As the latest gender pay gap figures are published showing lower female pay should we feel sorry for the employers or is optics failing women?

The big employers all give similar reasons for their gender pay gap: for a whole range of reasons men do different jobs, and work in different ways than women, they say. It’s also a fact that the vast majority of non-professional, and lower paid, practice staff are women. The gender pay gap reflects that, not inequality in pay.

Unequal pay has been illegal since the 1970s so it would come as a massive shock to see different pay for the same roles. While optics enjoys a good number of prominent women in senior roles why are not more women moving into those general senior roles?
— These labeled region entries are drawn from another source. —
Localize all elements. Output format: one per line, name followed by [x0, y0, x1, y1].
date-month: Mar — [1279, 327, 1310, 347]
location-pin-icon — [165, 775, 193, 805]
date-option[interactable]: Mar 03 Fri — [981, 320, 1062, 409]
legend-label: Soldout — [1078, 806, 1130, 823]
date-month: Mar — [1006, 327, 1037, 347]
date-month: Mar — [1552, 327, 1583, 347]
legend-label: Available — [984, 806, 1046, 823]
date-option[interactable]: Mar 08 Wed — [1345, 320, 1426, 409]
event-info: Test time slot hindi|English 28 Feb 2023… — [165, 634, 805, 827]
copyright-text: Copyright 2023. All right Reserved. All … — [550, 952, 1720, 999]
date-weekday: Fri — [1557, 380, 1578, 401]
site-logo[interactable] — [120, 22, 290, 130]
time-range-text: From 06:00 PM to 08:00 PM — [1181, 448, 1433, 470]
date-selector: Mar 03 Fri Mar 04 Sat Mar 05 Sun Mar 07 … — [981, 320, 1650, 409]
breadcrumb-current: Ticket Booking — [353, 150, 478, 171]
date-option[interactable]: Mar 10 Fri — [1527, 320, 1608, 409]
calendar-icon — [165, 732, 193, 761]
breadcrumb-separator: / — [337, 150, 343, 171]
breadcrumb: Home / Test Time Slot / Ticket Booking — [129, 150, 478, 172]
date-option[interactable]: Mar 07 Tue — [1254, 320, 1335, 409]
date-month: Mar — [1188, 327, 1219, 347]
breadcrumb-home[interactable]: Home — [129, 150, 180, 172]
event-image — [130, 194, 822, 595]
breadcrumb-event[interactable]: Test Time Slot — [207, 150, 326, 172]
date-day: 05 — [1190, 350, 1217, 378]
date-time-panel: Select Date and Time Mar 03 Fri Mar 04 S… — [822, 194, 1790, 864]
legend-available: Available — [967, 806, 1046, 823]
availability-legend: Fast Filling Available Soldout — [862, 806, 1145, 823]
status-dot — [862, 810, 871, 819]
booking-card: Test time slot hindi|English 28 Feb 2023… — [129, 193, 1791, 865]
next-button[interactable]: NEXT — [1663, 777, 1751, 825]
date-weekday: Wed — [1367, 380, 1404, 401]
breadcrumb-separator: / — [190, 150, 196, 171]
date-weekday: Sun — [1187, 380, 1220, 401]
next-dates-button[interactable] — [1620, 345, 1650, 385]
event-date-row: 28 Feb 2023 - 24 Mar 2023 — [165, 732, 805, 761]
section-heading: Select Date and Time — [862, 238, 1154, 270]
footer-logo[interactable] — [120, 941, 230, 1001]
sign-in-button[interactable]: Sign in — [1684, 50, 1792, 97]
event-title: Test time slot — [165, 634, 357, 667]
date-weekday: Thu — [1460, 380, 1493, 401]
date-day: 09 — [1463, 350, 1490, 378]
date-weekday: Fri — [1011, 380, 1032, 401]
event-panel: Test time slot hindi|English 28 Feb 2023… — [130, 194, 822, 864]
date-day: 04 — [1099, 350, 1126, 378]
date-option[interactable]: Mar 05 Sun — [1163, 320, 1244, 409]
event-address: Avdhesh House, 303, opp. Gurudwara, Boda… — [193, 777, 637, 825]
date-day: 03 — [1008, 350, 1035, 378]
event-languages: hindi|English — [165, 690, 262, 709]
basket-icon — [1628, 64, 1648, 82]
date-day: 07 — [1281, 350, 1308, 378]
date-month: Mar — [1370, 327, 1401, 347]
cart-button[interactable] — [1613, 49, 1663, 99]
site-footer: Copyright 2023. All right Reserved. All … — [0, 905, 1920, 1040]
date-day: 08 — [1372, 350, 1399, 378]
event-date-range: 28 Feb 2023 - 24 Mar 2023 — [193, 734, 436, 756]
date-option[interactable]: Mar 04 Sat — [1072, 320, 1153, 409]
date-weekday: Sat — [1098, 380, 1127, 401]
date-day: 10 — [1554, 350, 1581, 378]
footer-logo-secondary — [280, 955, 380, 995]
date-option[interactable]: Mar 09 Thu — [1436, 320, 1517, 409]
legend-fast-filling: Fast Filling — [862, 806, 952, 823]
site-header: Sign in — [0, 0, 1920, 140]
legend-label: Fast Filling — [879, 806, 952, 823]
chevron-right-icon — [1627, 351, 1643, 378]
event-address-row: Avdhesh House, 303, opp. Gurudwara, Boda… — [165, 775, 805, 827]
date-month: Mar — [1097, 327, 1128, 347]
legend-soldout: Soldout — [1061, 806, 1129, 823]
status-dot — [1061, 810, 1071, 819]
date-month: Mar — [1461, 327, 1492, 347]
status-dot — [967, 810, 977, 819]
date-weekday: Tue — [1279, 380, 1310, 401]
The AOP’s recent Institute for Employment Studies report charted the bias towards women entering the profession. The same report showed half of pre-regs chose optics for its flexibility of working and that 27% of GOC registrants work as locums. The fact remains that optometry students are much more likely to live at home while studying and completing their pre-reg year and a third would rather not relocate to find employment. Despite all of this 71% of pre-regs chose optometry because of its earning potential.

I suggest the gender pay gap is an outdated measure designed for an era of nine to five working where a simple salary measure indicates reward. Optics can pat itself on the back for being ahead of the curve on flexibility. Optometry is a profession of choice for women because it suits them but more have to find their way into those senior roles.